Under current law, S-corporation owners can legally avoid paying the 3.8% tax on their profits as long as they pay themselves “reasonable compensation” that is subject to regular payroll taxes. S corporations are a commonly used form for closely held businesses in which the profits flow through to the owners’ individual tax returns and are taxed there instead of at the business level.
The difficulty is in defining reasonable compensation, and the IRS has had mixed success in challenging business owners on the issue. The Bidens’ S corporations—CelticCapri Corp. and Giacoppa Corp.—reported more than $13 million in combined profits in 2017 and 2018 that weren’t subject to the self-employment tax, while those companies paid them less than $800,000 in salary.

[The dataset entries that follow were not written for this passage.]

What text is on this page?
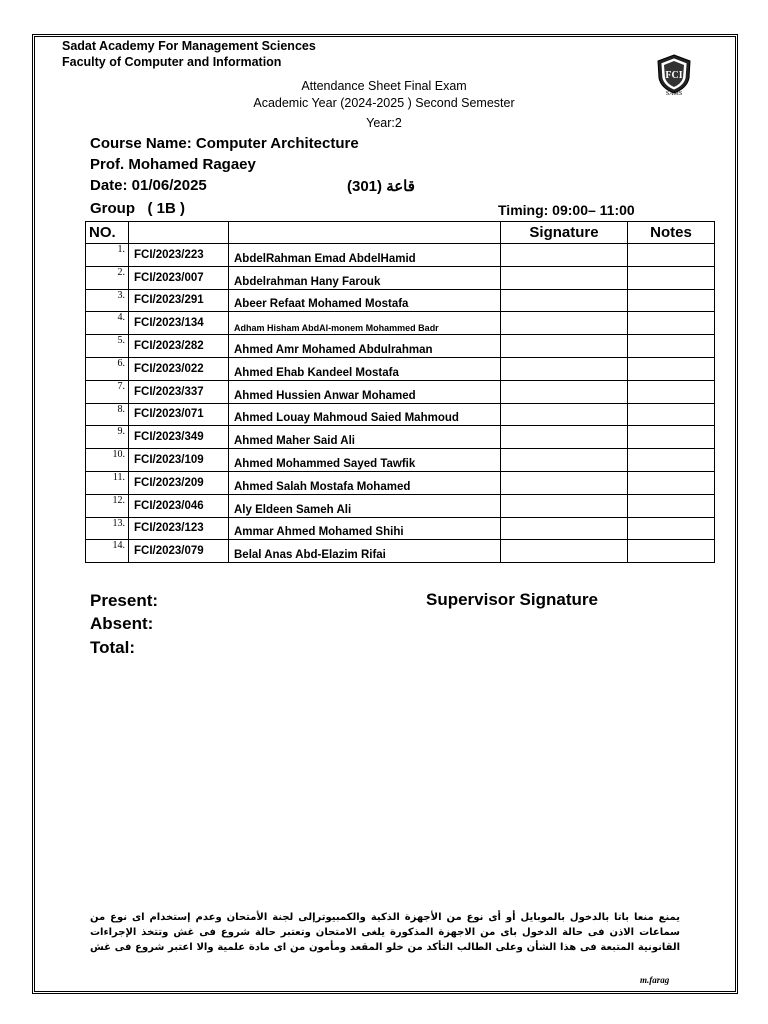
Sadat Academy For Management Sciences
Faculty of Computer and Information
FCI
SAMS
Attendance Sheet Final Exam
Academic Year (2024-2025 ) Second Semester
Year:2
Course Name: Computer Architecture
Prof. Mohamed Ragaey
Date: 01/06/2025	قاعة (301)
Group   ( 1B )	Timing: 09:00– 11:00
NO.			Signature	Notes
1.	FCI/2023/223	AbdelRahman Emad AbdelHamid		
2.	FCI/2023/007	Abdelrahman Hany Farouk		
3.	FCI/2023/291	Abeer Refaat Mohamed Mostafa		
4.	FCI/2023/134	Adham Hisham AbdAl-monem Mohammed Badr		
5.	FCI/2023/282	Ahmed Amr Mohamed Abdulrahman		
6.	FCI/2023/022	Ahmed Ehab Kandeel Mostafa		
7.	FCI/2023/337	Ahmed Hussien Anwar Mohamed		
8.	FCI/2023/071	Ahmed Louay Mahmoud Saied Mahmoud		
9.	FCI/2023/349	Ahmed Maher Said Ali		
10.	FCI/2023/109	Ahmed Mohammed Sayed Tawfik		
11.	FCI/2023/209	Ahmed Salah Mostafa Mohamed		
12.	FCI/2023/046	Aly Eldeen Sameh Ali		
13.	FCI/2023/123	Ammar Ahmed Mohamed Shihi		
14.	FCI/2023/079	Belal Anas Abd-Elazim Rifai		
Present:
Absent:
Total:
Supervisor Signature
يمنع منعا باتا بالدخول بالموبايل أو أى نوع من الأجهزة الذكية والكمبيوترإلى لجنة الأمتحان وعدم إستخدام اى نوع من
سماعات الاذن فى حالة الدخول باى من الاجهزة المذكورة يلغى الامتحان وتعتبر حالة شروع فى غش وتتخذ الإجراءات
القانونية المتبعة فى هذا الشأن وعلى الطالب التأكد من خلو المقعد ومأمون من اى مادة علمية والا اعتبر شروع فى غش
m.farag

If the entire amount were considered compensation, the Bidens could owe about $500,000. An IRS inquiry might reach a conclusion somewhat short of that.
“The salaries earned by the Bidens are reasonable and were determined in good faith, considering the nature of the entities and the services they performed,” the Biden campaign statement said.
For businesses that generate money from capital investments or from a large workforce, less of the profits stem from the owner’s work, and thus reasonable compensation can be lower. For businesses whose profits are largely attributable to the owner’s work, the case for reasonable compensation that is far below profits is harder to make.
To the extent that the Bidens’ profits came directly from the couple’s consulting and public speaking, “to treat those as other than compensation is pretty aggressive,” said Steve Rosenthal, a senior fellow at the Tax Policy Center, a research group run by a former Obama administration official.
Mr. Nitti said he uses a “call in sick” rule for his clients trying to navigate the reasonable-compensation question: If the owner called in sick, how much money could the company still make?
“The reasonable comp standard is a nebulous one,” Mr. Nitti said. “This is pretty cut and dried. If you’re speaking or writing a book, it’s all attributable to your efforts.”
The IRS puts more energy into cases where the business owners pay so little reasonable compensation that they owe the full Social Security and Medicare payroll taxes of 15.3%, Mr. Nitti said.
In a statement released Tuesday along with the candidate’s tax returns, the Biden campaign noted that the couple employs others through its S corporation and calls the companies a “common method for taxpayers who have outside sources of income to consolidate their earnings and expenses.”